Alors que l’Europe parle de « préparation à la guerre » avec une légèreté inquiétante, ce texte propose une réflexion sur l’érosion silencieuse de notre culture démocratique.
Quand le langage change, c’est la pensée qui vacille.
Et quand la pensée vacille, la guerre n’est plus une éventualité – elle devient une conséquence.
Ce n’est pas une fatalité, mais un choix. Un choix auquel il est encore possible de résister.
„Le gouvernement veut-il encore ce que veut la population – ou veut-il quelque chose de la population ?“
L
a guerre ne commence pas avec le premier coup de feu.
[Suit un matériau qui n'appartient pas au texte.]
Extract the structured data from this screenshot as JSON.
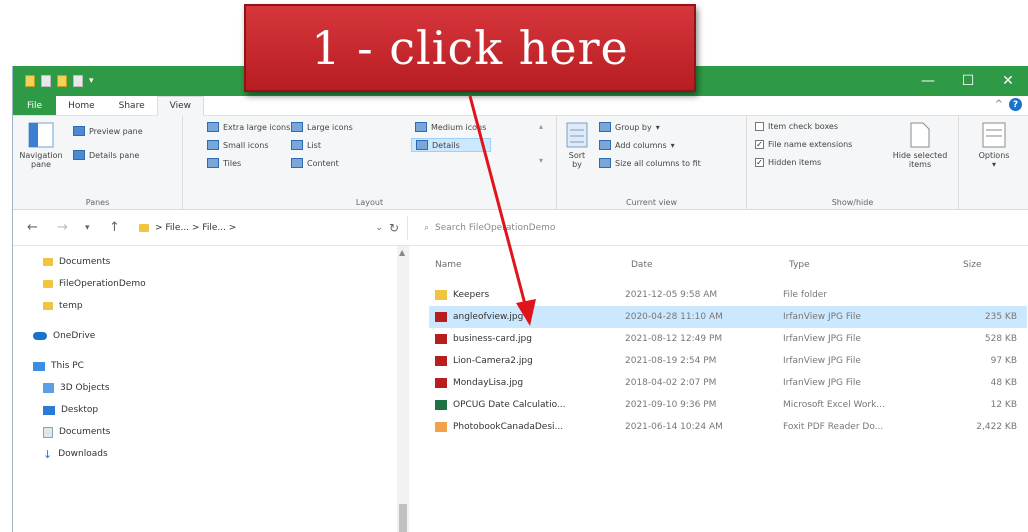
{
  "callout": {
    "text": "1 - click here",
    "color": "#c62a2f"
  },
  "accent": "#2f9a46",
  "ribbon_tabs": [
    "File",
    "Home",
    "Share",
    "View"
  ],
  "ribbon": {
    "panes": {
      "navigation_pane": "Navigation pane",
      "preview_pane": "Preview pane",
      "details_pane": "Details pane",
      "label": "Panes"
    },
    "layout": {
      "extra_large_icons": "Extra large icons",
      "large_icons": "Large icons",
      "medium_icons": "Medium icons",
      "small_icons": "Small icons",
      "list": "List",
      "details": "Details",
      "tiles": "Tiles",
      "content": "Content",
      "label": "Layout"
    },
    "current_view": {
      "sort_by": "Sort by",
      "group_by": "Group by",
      "add_columns": "Add columns",
      "size_all_columns": "Size all columns to fit",
      "label": "Current view"
    },
    "show_hide": {
      "item_check_boxes": "Item check boxes",
      "file_name_extensions": "File name extensions",
      "hidden_items": "Hidden items",
      "hide_selected_items": "Hide selected items",
      "label": "Show/hide"
    },
    "options": "Options"
  },
  "address": {
    "path": "> File... > File... >",
    "search_placeholder": "Search FileOperationDemo"
  },
  "nav_items": [
    "Documents",
    "FileOperationDemo",
    "temp",
    "OneDrive",
    "This PC",
    "3D Objects",
    "Desktop",
    "Documents",
    "Downloads"
  ],
  "columns": {
    "name": "Name",
    "date": "Date",
    "type": "Type",
    "size": "Size"
  },
  "files": [
    {
      "name": "Keepers",
      "date": "2021-12-05 9:58 AM",
      "type": "File folder",
      "size": "",
      "icon": "folder-icon"
    },
    {
      "name": "angleofview.jpg",
      "date": "2020-04-28 11:10 AM",
      "type": "IrfanView JPG File",
      "size": "235 KB",
      "icon": "irfanview-icon",
      "selected": true
    },
    {
      "name": "business-card.jpg",
      "date": "2021-08-12 12:49 PM",
      "type": "IrfanView JPG File",
      "size": "528 KB",
      "icon": "irfanview-icon"
    },
    {
      "name": "Lion-Camera2.jpg",
      "date": "2021-08-19 2:54 PM",
      "type": "IrfanView JPG File",
      "size": "97 KB",
      "icon": "irfanview-icon"
    },
    {
      "name": "MondayLisa.jpg",
      "date": "2018-04-02 2:07 PM",
      "type": "IrfanView JPG File",
      "size": "48 KB",
      "icon": "irfanview-icon"
    },
    {
      "name": "OPCUG Date Calculatio...",
      "date": "2021-09-10 9:36 PM",
      "type": "Microsoft Excel Work...",
      "size": "12 KB",
      "icon": "excel-icon"
    },
    {
      "name": "PhotobookCanadaDesi...",
      "date": "2021-06-14 10:24 AM",
      "type": "Foxit PDF Reader Do...",
      "size": "2,422 KB",
      "icon": "pdf-icon"
    }
  ]
}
Elle commence bien avant que les premières armes ne soient déplacées, dans l’esprit des hommes, dans les concepts qu’ils pensent, dans les mots qu’ils répètent sans les examiner. Ce qui résonne aujourd’hui dans les débats sur « l’aptitude à la guerre » et « l’état de guerre » n’est pas simplement un glissement rhétorique, mais un changement silencieux et radical de la conscience politique. Là où l’on parlait autrefois de défense, de nécessité de repousser une agression, on cultive désormais une disposition à entrer activement dans des actions de guerre. Le langage s’éloigne de la défense pour se rapprocher de l’offensive. Celui qui change les mots change la réalité : ce qui devient pensable et possible en politique devient, tôt ou tard, inévitable. Et tandis que cette nouvelle réalité est en train d’être préparée, la protestation se tait. L’adaptation est plus profonde que toute mesure politique : elle pénètre jusque dans les structures mêmes du langage et de la pensée.
Parallèlement, une transformation silencieuse s’opère dans la structure économique de la société — souvent célébrée comme une « modernisation nécessaire », alors qu’elle constitue en réalité une perte historique.
L’industrie allemande, autrefois admirée pour son génie d’ingénierie, est étranglée par une politique environnementale qui entrave l’innovation au lieu de la stimuler, par une bureaucratie qui étouffe l’initiative, et par une politique énergétique qui coûte plus qu’elle ne produit.
L’industrie automobile, pilier des exportations allemandes, est démantelée – non pas au profit d’une industrie plus durable, mais pour faire place à la renaissance de l’industrie de l’armement.
Des entreprises qui symbolisaient hier la mobilité civile, comme Porsche, se reconvertissent. Ce qui promettait vitesse et liberté hier, produira demain drones et chars d’assaut.
La restructuration économique n’obéit pas à une vision écologique, mais à une logique géopolitique : produire pour la guerre, non pour la vie.
Et tandis que les anciennes industries s’effondrent, un nouveau marché émerge discrètement – à peine questionné, puisqu’étiqueté « défense ».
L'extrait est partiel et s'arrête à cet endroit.